Pertama, berbasis sosial ekonomi. Akan terjadi migrasi secara masif di kawasan baru. Ekonomi lokal akan berkembang lebih dinamis yang menggerakkan kehidupan masyarakat di sekitar daerah baru. Muncul berbagai hunian, kompleks perumahan, apartemen untuk para karyawan/pegawai di sekitar kawasan tersebut. Ada efek ganda (multiplier effect) bagi masyarakat sekitar dengan proses migrasi sosial ekonomi di daerah baru.
Dimensi kesehatan, pendidikan, industri, ekologis, transportasi bisa dikembangkan lebih sinergis, terpadu dan modern.Kita juga punya kesempatan mendesain sistem transportasi publik yang lebih modern untuk kawasan baru itu dengan mengadopsi sistem transportasi publik terbaik di kota-kota besar Eropa. Masyarakat mungkin sebelumnya tidak mengenal daerah baru itu, tetapi seiring dengan waktu melalui berbagai strategi komunikasi efektif, bisa mengenal lebih jauh daerah baru itu.
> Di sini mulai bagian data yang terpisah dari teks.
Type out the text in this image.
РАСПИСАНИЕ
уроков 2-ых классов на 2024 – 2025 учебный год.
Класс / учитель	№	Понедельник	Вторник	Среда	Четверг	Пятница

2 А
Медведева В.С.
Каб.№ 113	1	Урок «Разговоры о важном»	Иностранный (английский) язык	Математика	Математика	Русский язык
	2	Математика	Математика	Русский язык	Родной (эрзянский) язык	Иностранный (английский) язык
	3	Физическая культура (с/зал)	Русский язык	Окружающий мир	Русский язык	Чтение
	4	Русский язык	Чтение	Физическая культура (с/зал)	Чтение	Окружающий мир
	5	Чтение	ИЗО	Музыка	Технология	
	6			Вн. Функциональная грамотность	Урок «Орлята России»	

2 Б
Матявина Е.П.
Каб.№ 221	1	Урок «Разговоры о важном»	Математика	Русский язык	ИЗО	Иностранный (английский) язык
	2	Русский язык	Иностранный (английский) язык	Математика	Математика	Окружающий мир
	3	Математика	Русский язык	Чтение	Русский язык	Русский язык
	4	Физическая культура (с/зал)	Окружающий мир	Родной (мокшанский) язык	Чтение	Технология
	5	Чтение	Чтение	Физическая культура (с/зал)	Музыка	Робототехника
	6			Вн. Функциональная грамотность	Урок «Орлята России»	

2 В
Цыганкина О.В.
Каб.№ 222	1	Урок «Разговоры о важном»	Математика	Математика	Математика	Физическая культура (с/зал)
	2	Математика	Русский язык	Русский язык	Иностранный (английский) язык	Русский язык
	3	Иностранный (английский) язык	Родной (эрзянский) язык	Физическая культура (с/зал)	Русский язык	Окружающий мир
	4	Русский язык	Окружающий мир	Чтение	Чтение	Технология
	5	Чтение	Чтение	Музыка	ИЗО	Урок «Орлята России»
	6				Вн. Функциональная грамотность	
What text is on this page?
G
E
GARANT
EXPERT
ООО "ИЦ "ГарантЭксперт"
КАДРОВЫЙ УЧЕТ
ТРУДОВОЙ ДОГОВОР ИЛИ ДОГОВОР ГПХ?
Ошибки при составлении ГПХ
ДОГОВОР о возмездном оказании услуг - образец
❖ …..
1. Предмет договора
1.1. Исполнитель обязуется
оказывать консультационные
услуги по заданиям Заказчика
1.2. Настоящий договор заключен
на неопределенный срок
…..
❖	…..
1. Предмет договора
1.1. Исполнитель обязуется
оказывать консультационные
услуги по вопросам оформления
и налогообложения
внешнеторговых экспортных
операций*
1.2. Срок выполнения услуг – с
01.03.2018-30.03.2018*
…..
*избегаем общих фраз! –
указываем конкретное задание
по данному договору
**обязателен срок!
Kedua, basis politik. Ibu kota memiliki makna politik sebagai simbol negara. Di sana terjadi pengambilan kebijakan strategis nasional dari berbagai otoritas politik. Sebagai simbol politik, ia memerlukan pendasaran filosofis yang memadai. Ruang sosial politik yang dibangun otoritas politik bisa berlangsung efektif jika didukung oleh kapasitas kawasan yang strategis.
Ini menunjukkan ibu kota negara bukan hanya dipahami sebagai transformasi fisik ke kawasan baru. Tetapi juga, harus bergerak lebih jauh untuk terjadinya transformasi sosial ekonomi yang lebih visioner dibandingkan dengan ibu kota sebelumnya. Sederhananya, kita menyebutnya dengan hijrah sosial politik yang visioner.
Terobosan Politik
Melihat kondisi Jakarta,kita sudah dibayangi setumpuk masalah yang tak kunjung selesai. Beban dan kapasitas Jakarta sudah terlalu berat. Jakarta semakin kehilangan ruang humanisnya di tengah berbagai ancaman kemacetan,kriminalitas, krisis lingkungan maupun berbagai ketidaknyamanan. Polemik maupun pro dan kontra selalu terjadi dan tak mungkin dihindari.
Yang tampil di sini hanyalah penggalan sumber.